Showing posts with label work. Show all posts
Showing posts with label work. Show all posts

6.25.2008

Work

I make it a rule not to write about work, but this isn't about work, it's about working. It's about what it feels like to keep going to my office every week.

I've been working at the same place for almost six years now. When I started my job, I had no children. Had never been pregnant. Had never tried to get pregnant. A and I weren't even married.

The place has been good to me. They've given me so much flexibility, and it's interesting work that's changed enough, over these years, to keep me challenged. I like working, and not just as a form of respite from parenting. It's fulfilling, what I do. It's important, and I enjoy it.

Lately, though, I feel so strange during the time I spend at the office, and I think this odd feeling comes, somehow, from my body being (more or less) back to its non-pregnant state again. I used to work full time. Now I'm just in the office two days a week. And those days, although the work I do has changed—gotten more interesting—are weirdly like the days I spent here years and years ago. The architecture of the place, the relationships, the procedures. It feels wrong and somehow false that I keep doing all of it the same way I ever did. I have changed shape so many times in these six years—physically and emotionally. I am different. And yet that is invisible, mostly, to the people I see at the office. Now, unpregnant, no longer on maternity leave of any sort, no longer obviously wretched with sleep deprivation, I look—if you don't pull up my shirt or look really closely at my facial lines—substantially unchanged from the unmarried twenty-something of as-yet unproven fertility who first walked in the door on an August morning in 2002.

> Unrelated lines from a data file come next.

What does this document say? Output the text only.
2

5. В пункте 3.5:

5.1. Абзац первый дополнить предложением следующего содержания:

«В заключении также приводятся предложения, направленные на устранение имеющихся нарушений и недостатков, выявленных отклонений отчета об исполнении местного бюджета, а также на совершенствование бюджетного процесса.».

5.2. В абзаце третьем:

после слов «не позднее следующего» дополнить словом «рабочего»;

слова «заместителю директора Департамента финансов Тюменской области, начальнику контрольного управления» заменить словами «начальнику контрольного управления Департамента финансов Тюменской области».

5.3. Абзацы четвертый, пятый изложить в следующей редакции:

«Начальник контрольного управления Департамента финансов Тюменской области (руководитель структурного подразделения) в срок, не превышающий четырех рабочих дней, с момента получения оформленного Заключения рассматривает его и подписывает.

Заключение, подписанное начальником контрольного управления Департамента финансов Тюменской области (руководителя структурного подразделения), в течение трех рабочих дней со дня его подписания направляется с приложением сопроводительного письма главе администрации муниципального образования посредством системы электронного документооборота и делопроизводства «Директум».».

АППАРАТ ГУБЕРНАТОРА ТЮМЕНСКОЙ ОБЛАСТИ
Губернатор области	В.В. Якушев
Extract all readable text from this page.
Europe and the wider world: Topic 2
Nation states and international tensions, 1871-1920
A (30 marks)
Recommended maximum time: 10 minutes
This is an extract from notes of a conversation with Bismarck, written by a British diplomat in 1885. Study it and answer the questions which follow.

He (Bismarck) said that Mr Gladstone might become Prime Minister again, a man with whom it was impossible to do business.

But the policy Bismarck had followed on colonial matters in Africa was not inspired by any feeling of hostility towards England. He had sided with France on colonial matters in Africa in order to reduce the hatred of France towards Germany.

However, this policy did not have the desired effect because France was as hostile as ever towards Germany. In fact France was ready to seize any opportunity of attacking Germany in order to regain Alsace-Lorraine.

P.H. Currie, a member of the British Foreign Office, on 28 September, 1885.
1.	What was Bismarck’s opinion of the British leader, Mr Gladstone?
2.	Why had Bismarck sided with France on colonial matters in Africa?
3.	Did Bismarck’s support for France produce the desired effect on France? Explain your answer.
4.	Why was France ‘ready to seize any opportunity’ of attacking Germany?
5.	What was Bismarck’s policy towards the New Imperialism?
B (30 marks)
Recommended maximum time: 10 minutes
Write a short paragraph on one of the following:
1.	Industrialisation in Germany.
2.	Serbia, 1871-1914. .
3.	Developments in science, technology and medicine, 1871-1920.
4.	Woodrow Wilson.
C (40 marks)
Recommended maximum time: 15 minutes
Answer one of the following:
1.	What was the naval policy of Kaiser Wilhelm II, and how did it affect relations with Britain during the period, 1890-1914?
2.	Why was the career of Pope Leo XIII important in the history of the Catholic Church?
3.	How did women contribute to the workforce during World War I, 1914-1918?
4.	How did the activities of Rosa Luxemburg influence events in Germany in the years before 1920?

I am slow with these identity shifts; it's taken me ages to wriggle my way into feeling like a real human being while caring for one child, then two. I've thought much less about what that means for who I am elsewhere, without the little people who've stretched me out and reshaped me.

I guess I will eventually figure out some new and remarkable way look at this. For now, my work identity feels like an ill-fitting shell. Is it like this for you, working, if you do? A lot of mothers seem to experience their work as a reassuring source of enduring identity during the changes of motherhood, but for me it is starting to feel phony.